Seventh graders compete in Shark Tank-style competition

Last month, members of the seventh grade green team at Middlebrook School completed a unit on Latin America with their own version of the ABC show Shark Tank.

“Students started out with independent research from a variety of sources to identify areas of abundance in countries throughout Latin America,” said social studies teacher Cynthia Beck-Moore.

Groups of students then chose countries for their “corporations” to focus on for the project.

“Further research in the economic abundances, including natural resources, industries and crops, allowed students to choose one abundance to develop into a product or experience to increase the economic value of exports in the country, and to add jobs for citizens of the country,” said Beck-Moore.

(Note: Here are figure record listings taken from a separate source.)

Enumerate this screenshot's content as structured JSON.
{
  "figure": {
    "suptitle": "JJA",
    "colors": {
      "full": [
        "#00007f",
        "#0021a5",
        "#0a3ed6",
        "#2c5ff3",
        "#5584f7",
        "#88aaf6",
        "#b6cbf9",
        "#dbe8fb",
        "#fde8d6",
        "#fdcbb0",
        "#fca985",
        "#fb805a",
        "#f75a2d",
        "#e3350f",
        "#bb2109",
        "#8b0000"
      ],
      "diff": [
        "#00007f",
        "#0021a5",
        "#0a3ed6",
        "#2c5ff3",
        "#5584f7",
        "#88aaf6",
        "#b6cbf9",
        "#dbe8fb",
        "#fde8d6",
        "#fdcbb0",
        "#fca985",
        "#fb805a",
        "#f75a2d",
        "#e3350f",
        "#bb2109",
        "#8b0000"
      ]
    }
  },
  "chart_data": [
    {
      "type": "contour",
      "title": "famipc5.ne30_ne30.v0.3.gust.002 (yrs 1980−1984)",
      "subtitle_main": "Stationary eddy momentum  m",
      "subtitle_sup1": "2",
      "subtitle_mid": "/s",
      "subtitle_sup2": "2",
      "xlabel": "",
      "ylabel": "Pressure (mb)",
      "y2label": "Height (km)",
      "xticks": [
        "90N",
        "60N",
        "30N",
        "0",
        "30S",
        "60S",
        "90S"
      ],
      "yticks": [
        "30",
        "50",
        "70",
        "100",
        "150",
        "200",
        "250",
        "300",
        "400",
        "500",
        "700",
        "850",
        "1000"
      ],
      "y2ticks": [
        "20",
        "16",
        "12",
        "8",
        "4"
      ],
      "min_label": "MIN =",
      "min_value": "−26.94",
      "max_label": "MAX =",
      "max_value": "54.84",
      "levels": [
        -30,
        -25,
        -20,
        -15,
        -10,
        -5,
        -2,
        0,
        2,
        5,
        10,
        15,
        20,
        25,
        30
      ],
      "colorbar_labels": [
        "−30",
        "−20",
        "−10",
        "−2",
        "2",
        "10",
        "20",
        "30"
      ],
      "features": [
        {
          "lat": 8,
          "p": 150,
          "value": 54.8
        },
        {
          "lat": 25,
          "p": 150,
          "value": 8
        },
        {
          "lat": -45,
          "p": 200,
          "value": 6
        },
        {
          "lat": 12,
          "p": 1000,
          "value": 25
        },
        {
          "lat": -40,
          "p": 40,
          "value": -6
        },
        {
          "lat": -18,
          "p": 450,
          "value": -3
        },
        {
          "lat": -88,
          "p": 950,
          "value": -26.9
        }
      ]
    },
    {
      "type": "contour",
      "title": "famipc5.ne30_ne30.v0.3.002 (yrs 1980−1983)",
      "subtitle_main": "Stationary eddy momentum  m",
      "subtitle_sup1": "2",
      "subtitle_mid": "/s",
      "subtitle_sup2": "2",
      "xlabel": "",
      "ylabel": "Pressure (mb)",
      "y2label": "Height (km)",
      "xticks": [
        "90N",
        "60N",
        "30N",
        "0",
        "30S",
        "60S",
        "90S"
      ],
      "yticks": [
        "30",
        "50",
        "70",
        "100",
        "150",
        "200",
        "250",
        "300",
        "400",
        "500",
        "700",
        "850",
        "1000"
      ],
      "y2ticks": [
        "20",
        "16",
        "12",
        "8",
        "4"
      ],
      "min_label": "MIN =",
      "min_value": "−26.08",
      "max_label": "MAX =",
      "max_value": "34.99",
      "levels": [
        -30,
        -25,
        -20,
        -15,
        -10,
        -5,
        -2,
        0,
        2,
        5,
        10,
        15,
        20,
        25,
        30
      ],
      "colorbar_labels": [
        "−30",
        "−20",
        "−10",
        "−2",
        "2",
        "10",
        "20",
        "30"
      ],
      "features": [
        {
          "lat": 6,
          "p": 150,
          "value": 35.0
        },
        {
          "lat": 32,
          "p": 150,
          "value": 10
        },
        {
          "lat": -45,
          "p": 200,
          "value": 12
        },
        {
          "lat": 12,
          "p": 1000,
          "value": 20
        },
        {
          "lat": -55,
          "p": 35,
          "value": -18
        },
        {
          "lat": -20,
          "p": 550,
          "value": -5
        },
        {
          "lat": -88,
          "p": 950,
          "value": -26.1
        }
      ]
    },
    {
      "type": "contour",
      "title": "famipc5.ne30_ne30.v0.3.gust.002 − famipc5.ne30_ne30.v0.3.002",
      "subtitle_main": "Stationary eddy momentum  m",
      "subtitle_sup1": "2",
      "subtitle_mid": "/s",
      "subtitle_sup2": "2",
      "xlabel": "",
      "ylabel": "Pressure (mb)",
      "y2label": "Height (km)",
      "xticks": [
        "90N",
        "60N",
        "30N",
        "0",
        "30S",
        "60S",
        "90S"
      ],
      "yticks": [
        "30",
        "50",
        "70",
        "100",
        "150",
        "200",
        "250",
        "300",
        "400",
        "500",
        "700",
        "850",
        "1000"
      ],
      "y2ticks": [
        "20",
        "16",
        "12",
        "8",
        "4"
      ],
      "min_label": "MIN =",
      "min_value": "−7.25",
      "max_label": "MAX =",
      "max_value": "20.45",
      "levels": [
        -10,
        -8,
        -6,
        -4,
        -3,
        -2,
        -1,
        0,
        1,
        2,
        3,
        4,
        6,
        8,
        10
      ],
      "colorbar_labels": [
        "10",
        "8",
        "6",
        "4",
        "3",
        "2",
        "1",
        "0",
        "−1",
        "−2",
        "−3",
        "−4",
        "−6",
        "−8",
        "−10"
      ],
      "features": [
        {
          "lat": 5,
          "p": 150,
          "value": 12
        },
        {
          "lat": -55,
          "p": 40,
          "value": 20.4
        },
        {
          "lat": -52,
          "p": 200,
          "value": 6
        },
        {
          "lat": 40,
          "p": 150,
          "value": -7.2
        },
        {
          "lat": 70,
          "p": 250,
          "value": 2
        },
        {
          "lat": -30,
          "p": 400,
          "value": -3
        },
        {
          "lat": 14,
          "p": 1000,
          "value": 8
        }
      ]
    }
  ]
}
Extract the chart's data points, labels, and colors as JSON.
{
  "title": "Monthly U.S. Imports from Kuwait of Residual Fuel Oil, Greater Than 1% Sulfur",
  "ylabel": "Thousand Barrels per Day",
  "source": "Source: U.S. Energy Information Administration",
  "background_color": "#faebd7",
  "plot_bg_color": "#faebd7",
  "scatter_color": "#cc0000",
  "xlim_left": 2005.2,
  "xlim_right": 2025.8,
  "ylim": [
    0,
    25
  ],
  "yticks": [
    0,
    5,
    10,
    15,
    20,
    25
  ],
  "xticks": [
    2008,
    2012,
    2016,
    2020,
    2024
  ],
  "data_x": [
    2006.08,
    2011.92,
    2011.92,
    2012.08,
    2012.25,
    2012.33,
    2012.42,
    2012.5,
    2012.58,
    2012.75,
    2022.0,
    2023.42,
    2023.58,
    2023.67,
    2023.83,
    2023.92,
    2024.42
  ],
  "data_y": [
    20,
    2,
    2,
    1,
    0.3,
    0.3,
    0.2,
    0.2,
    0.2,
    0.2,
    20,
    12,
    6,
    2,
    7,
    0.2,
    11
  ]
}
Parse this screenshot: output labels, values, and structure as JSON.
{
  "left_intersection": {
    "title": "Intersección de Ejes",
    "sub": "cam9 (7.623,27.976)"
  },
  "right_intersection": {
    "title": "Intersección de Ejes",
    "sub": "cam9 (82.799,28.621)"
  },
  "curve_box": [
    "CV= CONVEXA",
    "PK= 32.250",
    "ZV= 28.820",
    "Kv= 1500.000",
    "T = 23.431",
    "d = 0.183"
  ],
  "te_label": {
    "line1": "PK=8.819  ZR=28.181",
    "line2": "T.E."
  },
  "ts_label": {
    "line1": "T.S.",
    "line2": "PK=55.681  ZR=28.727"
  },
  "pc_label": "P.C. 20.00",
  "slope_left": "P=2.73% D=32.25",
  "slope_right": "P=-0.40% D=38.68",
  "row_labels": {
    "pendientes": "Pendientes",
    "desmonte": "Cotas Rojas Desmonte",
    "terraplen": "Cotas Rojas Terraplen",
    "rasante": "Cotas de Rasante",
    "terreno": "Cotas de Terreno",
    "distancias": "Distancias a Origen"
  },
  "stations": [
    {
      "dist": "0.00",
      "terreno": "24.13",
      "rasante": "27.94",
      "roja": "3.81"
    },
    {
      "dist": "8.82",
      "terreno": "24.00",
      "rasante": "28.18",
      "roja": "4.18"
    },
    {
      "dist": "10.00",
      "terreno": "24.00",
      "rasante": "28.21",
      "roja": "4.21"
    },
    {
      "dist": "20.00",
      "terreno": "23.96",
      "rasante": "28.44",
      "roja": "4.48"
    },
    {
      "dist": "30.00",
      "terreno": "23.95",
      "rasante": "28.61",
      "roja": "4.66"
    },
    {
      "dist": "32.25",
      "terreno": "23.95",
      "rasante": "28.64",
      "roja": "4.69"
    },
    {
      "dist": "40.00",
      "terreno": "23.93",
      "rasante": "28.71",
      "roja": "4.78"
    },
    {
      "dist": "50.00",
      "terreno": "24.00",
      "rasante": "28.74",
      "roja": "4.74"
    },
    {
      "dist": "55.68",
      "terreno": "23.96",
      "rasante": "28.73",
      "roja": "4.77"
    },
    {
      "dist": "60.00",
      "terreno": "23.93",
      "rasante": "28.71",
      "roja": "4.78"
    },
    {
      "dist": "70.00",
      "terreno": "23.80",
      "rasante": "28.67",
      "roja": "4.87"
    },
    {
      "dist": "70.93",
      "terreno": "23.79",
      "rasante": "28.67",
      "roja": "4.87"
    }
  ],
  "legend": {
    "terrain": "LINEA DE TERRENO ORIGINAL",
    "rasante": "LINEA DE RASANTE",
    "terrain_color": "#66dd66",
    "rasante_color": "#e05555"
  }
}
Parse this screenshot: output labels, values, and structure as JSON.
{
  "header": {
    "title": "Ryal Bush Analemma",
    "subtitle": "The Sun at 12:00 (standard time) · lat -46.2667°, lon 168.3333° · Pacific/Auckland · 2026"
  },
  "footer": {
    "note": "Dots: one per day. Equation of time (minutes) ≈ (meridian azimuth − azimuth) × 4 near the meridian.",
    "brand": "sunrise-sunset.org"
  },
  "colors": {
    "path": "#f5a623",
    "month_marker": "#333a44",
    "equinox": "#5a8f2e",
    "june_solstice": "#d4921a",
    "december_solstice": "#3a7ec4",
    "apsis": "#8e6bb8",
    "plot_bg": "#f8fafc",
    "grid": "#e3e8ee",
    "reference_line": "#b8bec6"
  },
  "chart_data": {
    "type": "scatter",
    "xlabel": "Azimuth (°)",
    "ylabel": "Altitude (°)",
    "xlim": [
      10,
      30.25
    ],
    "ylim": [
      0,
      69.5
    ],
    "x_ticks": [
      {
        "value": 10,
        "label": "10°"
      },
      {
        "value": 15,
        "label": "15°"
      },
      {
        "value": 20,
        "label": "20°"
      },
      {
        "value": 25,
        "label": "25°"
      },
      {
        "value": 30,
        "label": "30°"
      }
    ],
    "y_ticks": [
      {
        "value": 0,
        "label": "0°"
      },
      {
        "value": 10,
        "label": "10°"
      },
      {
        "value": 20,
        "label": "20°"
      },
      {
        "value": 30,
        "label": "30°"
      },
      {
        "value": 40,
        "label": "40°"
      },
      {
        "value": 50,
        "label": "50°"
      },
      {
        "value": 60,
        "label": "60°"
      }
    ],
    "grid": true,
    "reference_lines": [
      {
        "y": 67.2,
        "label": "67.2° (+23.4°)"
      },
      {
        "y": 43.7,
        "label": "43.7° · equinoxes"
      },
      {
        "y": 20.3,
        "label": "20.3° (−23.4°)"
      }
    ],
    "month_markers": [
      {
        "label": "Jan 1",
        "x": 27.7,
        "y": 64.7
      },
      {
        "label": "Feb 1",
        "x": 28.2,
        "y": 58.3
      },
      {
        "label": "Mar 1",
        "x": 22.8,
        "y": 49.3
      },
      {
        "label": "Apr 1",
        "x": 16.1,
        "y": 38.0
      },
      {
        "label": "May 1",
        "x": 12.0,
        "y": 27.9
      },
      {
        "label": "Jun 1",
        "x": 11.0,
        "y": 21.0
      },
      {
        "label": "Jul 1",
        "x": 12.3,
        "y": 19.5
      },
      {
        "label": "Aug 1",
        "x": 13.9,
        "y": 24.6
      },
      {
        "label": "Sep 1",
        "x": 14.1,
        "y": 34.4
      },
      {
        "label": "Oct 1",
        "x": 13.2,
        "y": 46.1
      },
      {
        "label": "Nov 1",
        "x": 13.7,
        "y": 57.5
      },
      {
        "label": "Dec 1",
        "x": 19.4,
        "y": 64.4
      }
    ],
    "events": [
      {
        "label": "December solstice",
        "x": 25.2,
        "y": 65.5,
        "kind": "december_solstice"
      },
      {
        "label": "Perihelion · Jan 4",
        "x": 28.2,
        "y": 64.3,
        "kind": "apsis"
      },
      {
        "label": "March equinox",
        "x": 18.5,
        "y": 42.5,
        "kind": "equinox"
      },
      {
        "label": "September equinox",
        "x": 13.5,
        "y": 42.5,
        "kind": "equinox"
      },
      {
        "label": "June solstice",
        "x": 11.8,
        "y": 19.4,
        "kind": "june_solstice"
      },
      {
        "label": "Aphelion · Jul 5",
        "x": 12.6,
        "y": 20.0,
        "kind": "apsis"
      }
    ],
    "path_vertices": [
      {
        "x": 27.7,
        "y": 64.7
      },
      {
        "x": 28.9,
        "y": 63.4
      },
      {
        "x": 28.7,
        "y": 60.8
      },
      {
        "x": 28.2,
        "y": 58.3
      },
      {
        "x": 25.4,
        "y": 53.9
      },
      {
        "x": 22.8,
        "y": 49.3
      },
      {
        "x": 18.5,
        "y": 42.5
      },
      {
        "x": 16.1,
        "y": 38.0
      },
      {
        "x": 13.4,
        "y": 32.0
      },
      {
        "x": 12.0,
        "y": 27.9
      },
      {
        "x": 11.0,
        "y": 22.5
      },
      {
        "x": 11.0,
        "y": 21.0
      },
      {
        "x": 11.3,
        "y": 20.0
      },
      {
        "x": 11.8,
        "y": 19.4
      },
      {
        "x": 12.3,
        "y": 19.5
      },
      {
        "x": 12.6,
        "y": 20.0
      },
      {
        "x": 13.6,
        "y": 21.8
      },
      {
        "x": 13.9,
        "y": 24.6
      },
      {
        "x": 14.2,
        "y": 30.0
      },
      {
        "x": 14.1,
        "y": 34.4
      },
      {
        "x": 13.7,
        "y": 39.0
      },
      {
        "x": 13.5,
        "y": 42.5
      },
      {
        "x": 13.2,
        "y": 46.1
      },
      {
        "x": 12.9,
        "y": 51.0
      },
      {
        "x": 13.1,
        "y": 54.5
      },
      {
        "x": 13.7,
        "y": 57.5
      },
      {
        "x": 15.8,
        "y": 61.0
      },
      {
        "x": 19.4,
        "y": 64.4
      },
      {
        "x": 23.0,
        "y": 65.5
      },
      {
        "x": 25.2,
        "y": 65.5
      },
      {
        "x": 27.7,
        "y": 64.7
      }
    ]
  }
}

“The products and experiences had to be realistic, logically, fit a need or want, and benefit the country in some way.”

Once their product was designed on a blueprint, the corporations each created a prototype and a business plan before preparing a “deal” for investors that involved equity, stake or a royalty investment, said Beck-Moore.

For the final phase of the Shark Tank Competition, Beck-Moore said, students entered the “tank.”

Six classes presented business ideas to a panel of "sharks." In the first round, eighth graders served as shark investors, and parent volunteers determined the class finalist in the second round.

“The final round was held the day before Thanksgiving, and involved two shark investors, with all the Seven Green team staff and students also voting for an overall winner,” said Beck-Moore.

Seventh graders Matthew Forman, Anika Bhagavatula, Samantha Nichols and Elizabeth Johnson's Banablet — a tablet made from banana skins used to purify metals from drinking water — won the competition.

"They asked the sharks for an equity investment of $200, 000 for 10% of their company. The sharks offered $400,000 for 20%. They accepted," said Beck-Moore.

“There is actual scientific backing of the idea, but currently this product does not exist. We are waiting for a real shark to back this idea.”


Beck-Moore said all the students came up with “terrific products ideas,” such as a river trawling device for fishing and binoculars that take pictures of wildlife, and experiences like a spa with a glass floor so patrons can see marine life during massages.

“There were even products to address social issues, such as a drone that observers illicit drug trade in Colombia in order to stop the dealers,” said Beck-Moore. “Overall, the ideas were truly terrific.”